Le 24 avril 1915 marque le début d'un des chapitres les plus sombres de l'histoire et de l'espèce humaine, où l'Empire ottoman orchestre méthodiquement le massacre de plus d'1,5 million d'Arméniens, déclenchant ainsi une spirale de violence et de destruction sans précédent, sans antécédent à cette échelle.
Cette tragédie, connue sous le nom de génocide arménien, demeure aujourd'hui l'une des périodes les plus controversées de l'histoire moderne, non seulement en raison de l'horreur des événements qui s'y sont déroulés, mais aussi en raison du déni obstiné et obstrué qui s'en est suivi.
La première phase de cette atrocité a été marquée par des arrestations massives d'intellectuel.le.s arménien.ne.s à Constantinople, rebaptisée Istanbul, un sinistre événement connu sous le nom de Dimanche Rouge. Cette journée funeste n'était que le prélude à une seconde étape encore plus terrible, où femmes, enfants et civils innocents ont été déportés, torturés, et finalement exterminés dans des conditions inhumaines. Les témoignages poignants des rares survivants décrivent des actes de barbarie d'une cruauté inimaginable, prouvant l'ampleur cette folie meurtrière.
Cependant, ce qui est peut-être encore plus choquant et plus terrifiant que les événements eux-mêmes est le dénigrement systématique qui a succédé.
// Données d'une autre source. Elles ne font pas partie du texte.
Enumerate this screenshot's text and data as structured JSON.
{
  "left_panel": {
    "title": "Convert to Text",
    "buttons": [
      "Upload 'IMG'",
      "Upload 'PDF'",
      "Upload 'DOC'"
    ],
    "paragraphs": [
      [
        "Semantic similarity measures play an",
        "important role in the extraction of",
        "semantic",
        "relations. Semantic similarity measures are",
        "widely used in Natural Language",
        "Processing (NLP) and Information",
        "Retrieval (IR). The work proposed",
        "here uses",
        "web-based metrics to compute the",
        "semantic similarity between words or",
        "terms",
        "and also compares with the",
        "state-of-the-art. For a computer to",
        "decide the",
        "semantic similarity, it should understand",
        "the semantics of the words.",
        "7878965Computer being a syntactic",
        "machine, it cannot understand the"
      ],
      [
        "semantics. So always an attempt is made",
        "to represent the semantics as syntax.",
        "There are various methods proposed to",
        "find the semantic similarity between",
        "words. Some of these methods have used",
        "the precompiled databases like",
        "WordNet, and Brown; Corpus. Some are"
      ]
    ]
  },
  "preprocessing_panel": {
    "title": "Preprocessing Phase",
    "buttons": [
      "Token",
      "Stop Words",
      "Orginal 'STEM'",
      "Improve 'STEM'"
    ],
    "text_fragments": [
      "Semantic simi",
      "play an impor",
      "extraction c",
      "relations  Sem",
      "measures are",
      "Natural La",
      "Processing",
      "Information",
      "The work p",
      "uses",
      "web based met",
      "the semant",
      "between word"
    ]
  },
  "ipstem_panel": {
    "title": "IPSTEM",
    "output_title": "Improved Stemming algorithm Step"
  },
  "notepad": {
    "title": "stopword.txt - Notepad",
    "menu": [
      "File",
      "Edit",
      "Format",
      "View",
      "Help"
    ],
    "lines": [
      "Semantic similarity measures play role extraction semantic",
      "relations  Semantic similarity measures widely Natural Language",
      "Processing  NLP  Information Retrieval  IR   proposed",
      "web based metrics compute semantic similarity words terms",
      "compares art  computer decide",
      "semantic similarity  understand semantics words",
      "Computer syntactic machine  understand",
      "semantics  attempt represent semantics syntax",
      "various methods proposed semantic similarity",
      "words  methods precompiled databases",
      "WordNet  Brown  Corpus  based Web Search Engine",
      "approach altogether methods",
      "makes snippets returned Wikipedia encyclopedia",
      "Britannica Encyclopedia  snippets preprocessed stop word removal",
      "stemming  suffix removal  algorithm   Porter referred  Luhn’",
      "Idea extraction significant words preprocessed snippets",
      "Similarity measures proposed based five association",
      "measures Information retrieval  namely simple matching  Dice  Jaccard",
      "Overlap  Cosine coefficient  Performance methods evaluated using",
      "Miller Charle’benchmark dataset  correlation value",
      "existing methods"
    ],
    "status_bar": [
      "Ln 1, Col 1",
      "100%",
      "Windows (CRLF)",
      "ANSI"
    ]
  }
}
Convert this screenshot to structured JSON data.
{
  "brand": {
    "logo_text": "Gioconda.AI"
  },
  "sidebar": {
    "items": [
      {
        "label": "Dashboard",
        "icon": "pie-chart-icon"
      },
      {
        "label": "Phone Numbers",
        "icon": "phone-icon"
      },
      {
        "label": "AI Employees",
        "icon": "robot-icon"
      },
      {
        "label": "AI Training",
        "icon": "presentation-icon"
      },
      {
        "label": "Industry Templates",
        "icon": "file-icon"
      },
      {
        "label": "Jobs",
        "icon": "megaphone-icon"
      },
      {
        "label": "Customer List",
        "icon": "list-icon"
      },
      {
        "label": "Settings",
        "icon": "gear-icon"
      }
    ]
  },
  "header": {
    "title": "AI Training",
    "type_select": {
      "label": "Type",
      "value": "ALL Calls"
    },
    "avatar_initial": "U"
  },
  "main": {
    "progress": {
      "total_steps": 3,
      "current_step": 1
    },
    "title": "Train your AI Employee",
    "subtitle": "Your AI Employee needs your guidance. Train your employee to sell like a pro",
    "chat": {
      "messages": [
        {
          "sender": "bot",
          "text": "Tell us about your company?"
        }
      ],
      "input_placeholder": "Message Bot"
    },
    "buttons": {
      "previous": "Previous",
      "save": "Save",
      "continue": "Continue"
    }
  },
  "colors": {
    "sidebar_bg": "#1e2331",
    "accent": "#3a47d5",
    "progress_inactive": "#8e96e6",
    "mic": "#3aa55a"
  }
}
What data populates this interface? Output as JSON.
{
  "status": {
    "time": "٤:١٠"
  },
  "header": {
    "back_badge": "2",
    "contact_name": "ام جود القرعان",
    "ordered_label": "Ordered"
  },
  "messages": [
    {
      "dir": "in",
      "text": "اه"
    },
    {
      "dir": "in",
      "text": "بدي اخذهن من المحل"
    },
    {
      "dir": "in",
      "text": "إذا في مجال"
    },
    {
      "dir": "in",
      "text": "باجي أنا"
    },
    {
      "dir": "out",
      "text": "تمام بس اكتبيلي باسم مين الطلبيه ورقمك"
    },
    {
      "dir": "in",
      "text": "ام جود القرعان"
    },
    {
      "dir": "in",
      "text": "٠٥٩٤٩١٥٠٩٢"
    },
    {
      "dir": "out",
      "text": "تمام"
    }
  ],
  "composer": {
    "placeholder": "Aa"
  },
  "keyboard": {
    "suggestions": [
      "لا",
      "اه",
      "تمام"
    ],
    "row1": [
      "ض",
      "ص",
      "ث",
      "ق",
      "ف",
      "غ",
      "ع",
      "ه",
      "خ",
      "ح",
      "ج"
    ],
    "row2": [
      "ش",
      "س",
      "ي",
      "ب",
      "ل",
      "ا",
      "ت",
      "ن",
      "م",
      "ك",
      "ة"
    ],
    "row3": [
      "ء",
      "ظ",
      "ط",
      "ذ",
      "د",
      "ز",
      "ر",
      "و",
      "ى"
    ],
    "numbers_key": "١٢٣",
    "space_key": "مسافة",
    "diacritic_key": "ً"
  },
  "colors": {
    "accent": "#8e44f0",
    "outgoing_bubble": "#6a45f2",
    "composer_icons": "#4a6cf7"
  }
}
L'effacement délibéré de la culture arménienne, la destruction d'églises millénaires et le pillage de bibliothèques témoigna de la volonté de l'Empire ottoman d'effacer toute trace de l'existence même du peuple arménien.
Malgré ces faits accablants, la reconnaissance internationale du génocide arménien a été longue, lente et laborieuse. La nation française, pourtant souvent considérée comme un champ de bataille, ainsi qu'un bastion des droits de l'homme et de la justice, n'a pas échappé à cette tendance à l'oubli.
Les premières mentions officielles du génocide arménien en France datent de janvier 1985, lorsque François Mitterrand évoque timidement cette tragédie lors d'une visite auprès de la diaspora arménienne en France. Cependant, aucune action concrète n'a été entreprise à ce moment-là. Ce n'est que bien plus tard, en 2001, que notre pays a finalement pris une mesure significative, malheureusement exclusivement symbolique, en adoptant la loi du 29 janvier 2001, reconnaissant publiquement le génocide arménien de 1915.
Pourtant, même cette reconnaissance tardive n'a pas été sans polémiques stériles et inutiles. Les relations diplomatiques sensibles avec la Turquie ont souvent entravé et empêché les efforts pour reconnaître pleinement cet évènement historique et tragique. Les débats incessants sur la nécessité de cette reconnaissance ont souvent été entravés par des préoccupations politiques et économiques, reléguant ainsi la mémoire des victimes au second plan.
Malgré l'adoption de la loi de 2001, la réaction de la Turquie témoigne de l'ampleur du défi persistant. Les remarques incendiaires des responsables turcs ont souligné l'importance de la reconnaissance internationale pour faire face à un passé aussi douloureux.
En conclusion, le déni historique du génocide arménien illustre les défis auxquels sont confrontées les sociétés contemporaines lorsqu'il s'agit de faire face à leur propre histoire sombre. La reconnaissance tardive de cette tragédie est un pas dans la bonne direction, mais elle souligne également la nécessité d'une vigilance constante pour prévenir de telles ignominies à l'avenir.
En se prononçant sur la loi du 29 janvier 2001, le Conseil constitutionnel français a ainsi considéré qu'au nom d'une certaine conception de la liberté d'expression, issue de la compréhension et de l'interprétation des articles 10 et 11 de la Déclaration des droits de l'homme et du citoyen (DDHC) du 26 août 1789, relatifs à la liberté d'opinion, de la presse et de conscience, la méconnaissance officielle du génocide arménien ne s'inscrivait pas dans le cadre de la lutte contre le négationnisme, voire contre le racisme.
Cette décision historique marque un tournant dans la reconnaissance du génocide arménien en France et témoigne du désengagement de l'État français à ne pas oublier les tragédies du passé, à briser les chaînes qui entraveraient le souvenir, à rassembler les traces de ce crime.